The longest progression for any initial starting number

less than 10 is 9, which has 19 steps,
less than 100 is 97, which has 118 steps,
less than 1,000 is 871, which has 178 steps,
less than 10,000 is 6,171, which has 261 steps,
less than 100,000 is 77,031, which has 350 steps,
less than 1 million is 837,799, which has 524 steps,
less than 10 million is 8,400,511, which has 685 steps,
less than 100 million is 63,728,127, which has 949 steps,
less than 1 billion is 670,617,279, which has 986 steps,
less than 10 billion is 9,780,657,631, which has 1132 steps,
less than 100 billion it is 75,128,138,247, which has 1228 steps.

See also:
https://voodooguru23.blogspot.com/2018/03/the-collatz-conjecture-revisited.html

https://voodooguru23.blogspot.com/2018/03/the-px1-map.html

https://t.co/h8cMC9QKes this link relates to Terence Tao's discovery of late 2019.

Comment regarding 24684


In December of 2019, I discovered that by entering a number like 24684 into the Google search box along with the acronym OEIS, a greater range of results will appear compared to just typing the number into the OEIS search bar. The reason for this is that Google will index the text files associated with the sequence. These files typically involve much larger numbers than are displayed for each sequence (possibly the first 1,000 or 10,000 rather than just the first 50).

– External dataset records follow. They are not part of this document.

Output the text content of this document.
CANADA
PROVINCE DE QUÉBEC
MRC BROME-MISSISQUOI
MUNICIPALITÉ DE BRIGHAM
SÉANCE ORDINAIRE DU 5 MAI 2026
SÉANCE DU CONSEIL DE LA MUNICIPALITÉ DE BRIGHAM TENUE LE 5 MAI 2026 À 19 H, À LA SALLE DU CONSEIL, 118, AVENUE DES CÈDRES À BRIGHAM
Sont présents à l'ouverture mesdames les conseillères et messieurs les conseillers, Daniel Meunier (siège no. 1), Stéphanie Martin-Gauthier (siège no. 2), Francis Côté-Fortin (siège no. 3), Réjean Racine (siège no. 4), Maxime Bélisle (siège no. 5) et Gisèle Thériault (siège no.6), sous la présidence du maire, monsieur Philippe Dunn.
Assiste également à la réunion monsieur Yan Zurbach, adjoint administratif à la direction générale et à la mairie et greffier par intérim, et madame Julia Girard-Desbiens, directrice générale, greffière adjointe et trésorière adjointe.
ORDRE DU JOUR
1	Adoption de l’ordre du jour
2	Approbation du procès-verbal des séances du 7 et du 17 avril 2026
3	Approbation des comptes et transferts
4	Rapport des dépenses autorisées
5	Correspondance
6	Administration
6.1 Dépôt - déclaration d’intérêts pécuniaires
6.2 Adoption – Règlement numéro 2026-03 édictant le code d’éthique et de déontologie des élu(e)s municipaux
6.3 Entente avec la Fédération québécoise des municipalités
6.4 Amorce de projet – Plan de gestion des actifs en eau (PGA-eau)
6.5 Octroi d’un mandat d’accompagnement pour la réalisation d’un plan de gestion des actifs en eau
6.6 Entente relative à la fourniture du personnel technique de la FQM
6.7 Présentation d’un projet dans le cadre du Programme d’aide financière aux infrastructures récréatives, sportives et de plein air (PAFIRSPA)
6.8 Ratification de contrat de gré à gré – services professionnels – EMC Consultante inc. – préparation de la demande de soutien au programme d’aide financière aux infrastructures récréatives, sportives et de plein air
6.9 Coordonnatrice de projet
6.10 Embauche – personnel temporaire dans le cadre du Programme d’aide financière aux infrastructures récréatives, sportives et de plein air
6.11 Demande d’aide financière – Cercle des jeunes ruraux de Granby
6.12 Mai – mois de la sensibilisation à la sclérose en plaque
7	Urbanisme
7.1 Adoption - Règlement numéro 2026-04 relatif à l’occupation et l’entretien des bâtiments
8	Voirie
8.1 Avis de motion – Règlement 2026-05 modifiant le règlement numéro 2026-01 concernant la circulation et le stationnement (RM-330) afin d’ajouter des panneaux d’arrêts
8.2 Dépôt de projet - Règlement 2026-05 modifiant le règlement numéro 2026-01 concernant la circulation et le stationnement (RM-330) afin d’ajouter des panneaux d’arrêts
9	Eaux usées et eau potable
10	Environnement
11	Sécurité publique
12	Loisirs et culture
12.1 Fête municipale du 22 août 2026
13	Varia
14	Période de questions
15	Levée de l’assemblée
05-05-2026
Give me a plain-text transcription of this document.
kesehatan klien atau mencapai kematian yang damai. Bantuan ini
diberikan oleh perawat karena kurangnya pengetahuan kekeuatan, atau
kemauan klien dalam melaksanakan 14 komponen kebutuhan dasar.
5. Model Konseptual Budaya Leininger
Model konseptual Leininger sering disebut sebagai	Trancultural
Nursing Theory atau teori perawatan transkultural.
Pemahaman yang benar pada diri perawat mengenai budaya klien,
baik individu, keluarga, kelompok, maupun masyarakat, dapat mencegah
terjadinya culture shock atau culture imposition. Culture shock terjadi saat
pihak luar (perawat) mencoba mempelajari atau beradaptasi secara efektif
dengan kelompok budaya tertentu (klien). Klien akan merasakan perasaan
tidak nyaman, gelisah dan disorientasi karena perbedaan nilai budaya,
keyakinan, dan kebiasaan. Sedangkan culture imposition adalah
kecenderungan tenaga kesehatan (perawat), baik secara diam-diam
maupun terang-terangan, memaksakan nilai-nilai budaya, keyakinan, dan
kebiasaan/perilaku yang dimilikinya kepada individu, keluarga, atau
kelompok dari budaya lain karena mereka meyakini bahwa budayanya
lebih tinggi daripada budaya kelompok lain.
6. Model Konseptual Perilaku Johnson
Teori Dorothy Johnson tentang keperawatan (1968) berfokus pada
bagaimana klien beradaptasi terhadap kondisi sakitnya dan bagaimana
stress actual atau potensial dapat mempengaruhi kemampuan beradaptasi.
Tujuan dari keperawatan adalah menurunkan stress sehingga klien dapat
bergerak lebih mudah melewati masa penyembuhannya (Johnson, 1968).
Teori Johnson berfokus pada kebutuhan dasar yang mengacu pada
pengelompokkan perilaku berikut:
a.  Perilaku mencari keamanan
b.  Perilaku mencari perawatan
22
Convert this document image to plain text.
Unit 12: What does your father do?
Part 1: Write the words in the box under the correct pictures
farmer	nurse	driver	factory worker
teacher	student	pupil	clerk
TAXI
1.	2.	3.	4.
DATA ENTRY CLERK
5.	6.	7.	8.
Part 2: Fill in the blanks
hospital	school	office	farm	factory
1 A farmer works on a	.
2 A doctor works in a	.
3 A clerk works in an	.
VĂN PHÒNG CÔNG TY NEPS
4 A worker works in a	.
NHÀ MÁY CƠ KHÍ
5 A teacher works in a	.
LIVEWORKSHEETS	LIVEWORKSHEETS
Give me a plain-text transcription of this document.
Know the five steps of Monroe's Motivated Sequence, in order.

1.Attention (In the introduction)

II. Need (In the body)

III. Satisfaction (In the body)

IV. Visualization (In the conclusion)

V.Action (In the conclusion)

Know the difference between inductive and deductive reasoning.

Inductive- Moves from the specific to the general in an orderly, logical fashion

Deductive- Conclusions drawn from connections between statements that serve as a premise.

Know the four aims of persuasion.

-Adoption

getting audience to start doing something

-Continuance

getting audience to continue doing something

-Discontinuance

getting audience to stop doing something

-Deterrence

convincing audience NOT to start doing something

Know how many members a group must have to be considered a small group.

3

Using 24684, as an example we find that it is a member of OEIS A228844: smallest sets of 3 consecutive abundant numbers in arithmetic progression. The initial abundant number is listed. However, only the following numbers are listed:
24, 42, 80, 100, 104, 114, 120, 126, 144, 162, 180, 196, 200, 220, 228, 234, 240, 246, 272, 282, 288, 304, 324, 348, 350, 364, 392, 402, 420, 426, 440, 460, 504, 572, 582, 588, 594, 608, 616, 624, 640, 654, 660, 666, 684, 700, 708, 714, 728, 736, 740, 786
The example given in the comments is:
24, 30, 36 is the smallest set of 3 consecutive abundant numbers in arithmetic progression so 24 is in the list.
24684 is nowhere to be found in the previous list but it does turn up in the Google search results as the 1729th member of the sequence. The arithmetic progression is 24684, 24690 and 24696 because all three are abundant with a common difference of 6 between terms.